Dimanche dernier 21 mars correspondait dans le calendrier religieux de l’Église Orthodoxe au premier dimanche du Grand Carême, également fête du « Triomphe de l’Orthodoxie », en l’honneur d’évènements remontant au IXème siècle, à la victoire sur l’hérésie iconoclaste. L’occasion pour le métropolite Hilarion, président du Département des Affaires extérieures du Patriarcat de Moscou de rappeler que « par les saintes images, nous entrons en contact avec les réalités du monde spirituel ».
« Durant les premiers siècles du christianisme, les images étaient rares. Même quand on construisait des églises, elles contenaient moins d’images saintes qu’actuellement. Par exemple, il n’y avait pas d’iconostase (*) mais juste une clôture entre le sanctuaire et la nef qui ne cachait pas l’autel à la vue des fidèles. Parfois, on plaçait des images saintes sur la clôture d’autel, mais pas toujours.
Peu à peu, particulièrement à compter du IVème siècle, lorsque l’Église sortit des catacombes, on commença à construire des églises dans tout l’Empire romain. L’iconographie et l’art de la mosaïque se développèrent. Peu de monuments datant d’avant la crise iconoclaste, c’est-à-dire des Vème, VIème et VIIème siècles, ont été conservés. Ceux qui subsistent permettent néanmoins de se représenter quel était l’art iconographique paléochrétien.
Sous l’influence, visiblement, de doctrines apparues hors de l’Église, peut-être, selon l’hypothèse de certains spécialistes, sous l’influence de l’islam naissant, certains empereurs byzantins voulurent imposer l’iconoclasme selon la théorie : « Dieu est invisible, donc on ne peut le représenter sur des images ». Les iconodules (**), pourtant, n’avaient guère besoin des iconoclastes pour savoir que Dieu était invisible, et ils ne représentaient que ce que les hommes avaient vu de leurs yeux. C’est l’incarnation du Christ qui a rendu possible la représentation picturale. Dieu s’est incarné, est devenu homme ; il est venu sur terre comme Jésus Christ, Fils de Dieu.

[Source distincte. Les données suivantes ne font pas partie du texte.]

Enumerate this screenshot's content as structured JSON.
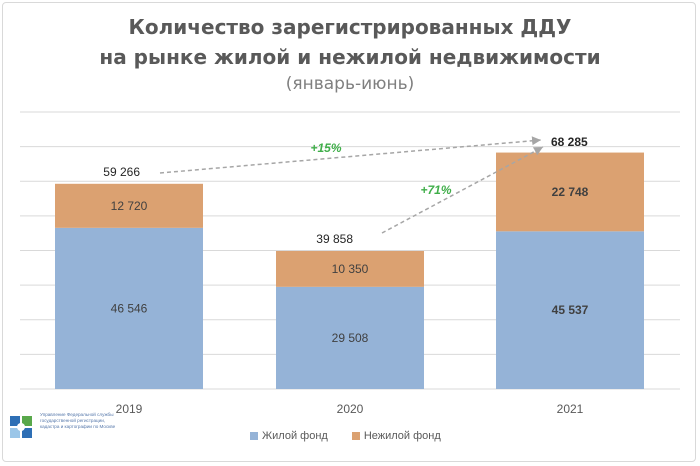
{
  "title_line_1": "Количество зарегистрированных ДДУ",
  "title_line_2": "на рынке жилой и нежилой недвижимости",
  "subtitle": "(январь-июнь)",
  "colors": {
    "residential": "#95b3d7",
    "nonresidential": "#dba171",
    "growth": "#3fae49",
    "arrow": "#a6a6a6",
    "grid": "#d9d9d9"
  },
  "logo": {
    "text": "Управление Федеральной службы государственной регистрации, кадастра и картографии по Москве"
  },
  "chart_data": {
    "type": "bar",
    "stacked": true,
    "categories": [
      "2019",
      "2020",
      "2021"
    ],
    "series": [
      {
        "name": "Жилой фонд",
        "values": [
          46546,
          29508,
          45537
        ],
        "labels": [
          "46 546",
          "29 508",
          "45 537"
        ]
      },
      {
        "name": "Нежилой фонд",
        "values": [
          12720,
          10350,
          22748
        ],
        "labels": [
          "12 720",
          "10 350",
          "22 748"
        ]
      }
    ],
    "totals": [
      59266,
      39858,
      68285
    ],
    "total_labels": [
      "59 266",
      "39 858",
      "68 285"
    ],
    "annotations": [
      {
        "text": "+15%",
        "from": "2019",
        "to": "2021"
      },
      {
        "text": "+71%",
        "from": "2020",
        "to": "2021"
      }
    ],
    "ylim": [
      0,
      80000
    ],
    "grid": true,
    "legend": "bottom"
  }
}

Les apôtres ont vu le Christ de leurs yeux, ce qui permit aux générations de chrétiens suivantes de représenter le Sauveur.

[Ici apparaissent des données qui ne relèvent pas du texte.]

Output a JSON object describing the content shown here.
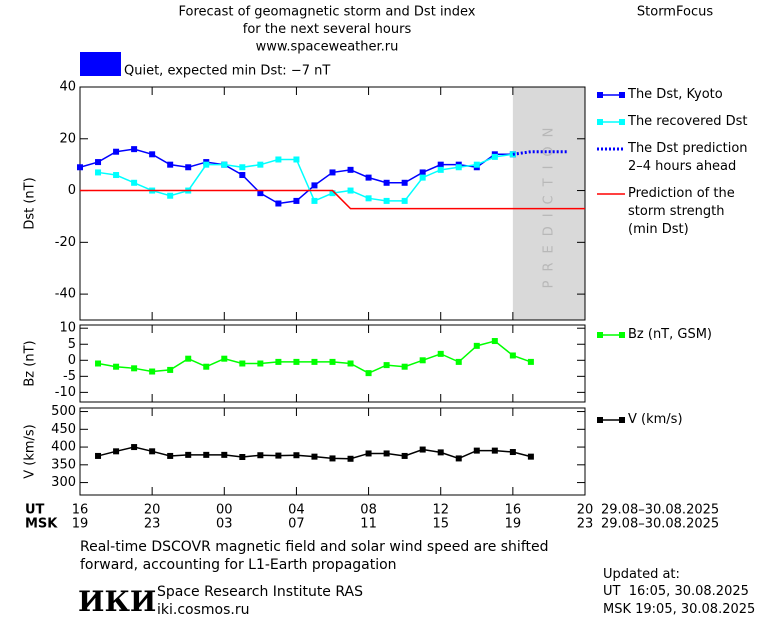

L’Évangile parle du Dieu incarné, du Dieu invisible devenu visible, élément essentiel dans la vénération des icônes, qui n’est pas simplement une pratique liturgique, mais un dogme de l’Église.

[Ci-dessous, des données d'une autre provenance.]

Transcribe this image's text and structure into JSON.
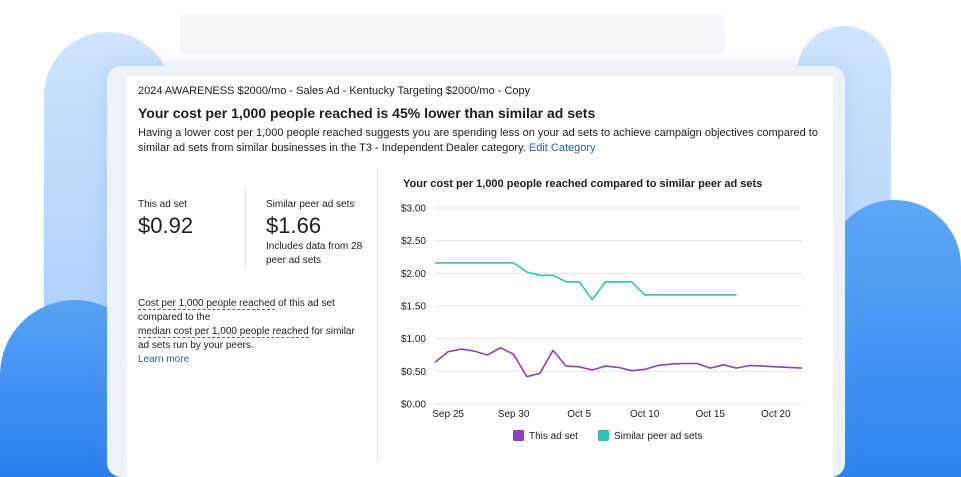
{
  "header": {
    "breadcrumb": "2024 AWARENESS $2000/mo - Sales Ad - Kentucky Targeting $2000/mo - Copy",
    "headline": "Your cost per 1,000 people reached is 45% lower than similar ad sets",
    "description": "Having a lower cost per 1,000 people reached suggests you are spending less on your ad sets to achieve campaign objectives compared to similar ad sets from similar businesses in the T3 - Independent Dealer category.",
    "edit_link": "Edit Category"
  },
  "stats": {
    "this_label": "This ad set",
    "this_value": "$0.92",
    "peer_label": "Similar peer ad sets",
    "peer_value": "$1.66",
    "peer_note": "Includes data from 28 peer ad sets"
  },
  "explanation": {
    "term1": "Cost per 1,000 people reached",
    "text1": " of this ad set compared to the",
    "term2": "median cost per 1,000 people reached",
    "text2": " for similar ad sets run by your peers.",
    "learn_more": "Learn more"
  },
  "chart_data": {
    "type": "line",
    "title": "Your cost per 1,000 people reached compared to similar peer ad sets",
    "x_tick_labels": [
      "Sep 25",
      "Sep 30",
      "Oct 5",
      "Oct 10",
      "Oct 15",
      "Oct 20"
    ],
    "y_tick_labels": [
      "$3.00",
      "$2.50",
      "$2.00",
      "$1.50",
      "$1.00",
      "$0.50",
      "$0.00"
    ],
    "ylim": [
      0,
      3
    ],
    "x_start": "Sep 24",
    "x_end": "Oct 22",
    "grid": true,
    "legend_position": "bottom",
    "series": [
      {
        "name": "This ad set",
        "color": "#8e3fbf",
        "values": [
          [
            "Sep 24",
            0.64
          ],
          [
            "Sep 25",
            0.8
          ],
          [
            "Sep 26",
            0.84
          ],
          [
            "Sep 27",
            0.81
          ],
          [
            "Sep 28",
            0.75
          ],
          [
            "Sep 29",
            0.86
          ],
          [
            "Sep 30",
            0.76
          ],
          [
            "Oct 1",
            0.42
          ],
          [
            "Oct 2",
            0.47
          ],
          [
            "Oct 3",
            0.82
          ],
          [
            "Oct 4",
            0.58
          ],
          [
            "Oct 5",
            0.57
          ],
          [
            "Oct 6",
            0.52
          ],
          [
            "Oct 7",
            0.58
          ],
          [
            "Oct 8",
            0.56
          ],
          [
            "Oct 9",
            0.51
          ],
          [
            "Oct 10",
            0.53
          ],
          [
            "Oct 11",
            0.59
          ],
          [
            "Oct 12",
            0.61
          ],
          [
            "Oct 13",
            0.62
          ],
          [
            "Oct 14",
            0.62
          ],
          [
            "Oct 15",
            0.55
          ],
          [
            "Oct 16",
            0.6
          ],
          [
            "Oct 17",
            0.55
          ],
          [
            "Oct 18",
            0.59
          ],
          [
            "Oct 19",
            0.58
          ],
          [
            "Oct 20",
            0.57
          ],
          [
            "Oct 21",
            0.56
          ],
          [
            "Oct 22",
            0.55
          ]
        ]
      },
      {
        "name": "Similar peer ad sets",
        "color": "#2fc4b2",
        "values": [
          [
            "Sep 24",
            2.16
          ],
          [
            "Sep 25",
            2.16
          ],
          [
            "Sep 26",
            2.16
          ],
          [
            "Sep 27",
            2.16
          ],
          [
            "Sep 28",
            2.16
          ],
          [
            "Sep 29",
            2.16
          ],
          [
            "Sep 30",
            2.16
          ],
          [
            "Oct 1",
            2.02
          ],
          [
            "Oct 2",
            1.97
          ],
          [
            "Oct 3",
            1.97
          ],
          [
            "Oct 4",
            1.87
          ],
          [
            "Oct 5",
            1.87
          ],
          [
            "Oct 6",
            1.6
          ],
          [
            "Oct 7",
            1.87
          ],
          [
            "Oct 8",
            1.87
          ],
          [
            "Oct 9",
            1.87
          ],
          [
            "Oct 10",
            1.67
          ],
          [
            "Oct 11",
            1.67
          ],
          [
            "Oct 12",
            1.67
          ],
          [
            "Oct 13",
            1.67
          ],
          [
            "Oct 14",
            1.67
          ],
          [
            "Oct 15",
            1.67
          ],
          [
            "Oct 16",
            1.67
          ],
          [
            "Oct 17",
            1.67
          ]
        ]
      }
    ]
  }
}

Afin de comprendre ce qu’est l’iconoclasme, transportons-nous quelques instants à cette époque. Imaginez que d’année en année, de décennie en décennie, vous fréquentiez la même église. Dans cette église, sur la clôture d’autel, il y a des images, tandis que les murs sont couverts de peintures sacrées. Un jour, venant à l’église, vous constatez que tout a été enlevé. Il ne reste que des murs nus, et une croix esquissée au milieu du sanctuaire a remplacé toutes les icônes. Sur cette croix, le Christ n’est pas représenté, il s’agit simplement d'une croix à quatre branches.
Votre émotion ne sera pas seulement esthétique, vous ressentirez un coup au cœur même de votre foi. Lorsque les iconoclastes détruisirent les images, les ôtant des clôtures d’autel, grattant les fresques, démolissant les mosaïques à coups de marteau, le peuple de Dieu, en particulier les moines, le prirent comme un affront, une atteinte aux fondements mêmes de la foi orthodoxe.
Le VIIème Concile œcuménique rétablit la vénération des icônes, l’occasion de proclamer le dogme de la « visibilité » de Dieu qui pouvait ainsi être représenté sur des images. Non pas Dieu Sabaoth, représenté sur des fresques tardives, mais le Seigneur Jésus Christ, le Dieu incarné. Sur les icônes, on peut représenter des sujets tirés de l’Évangile. La Mère de Dieu et les saints peuvent aussi être représentés sur les icônes, parce qu’ils ont vécu ici-bas. Les saints sont des gens comme nous, mais qui sont parvenus à une certaine hauteur spirituelle ; en les regardant, nous nous laissons inspirer de leur combat.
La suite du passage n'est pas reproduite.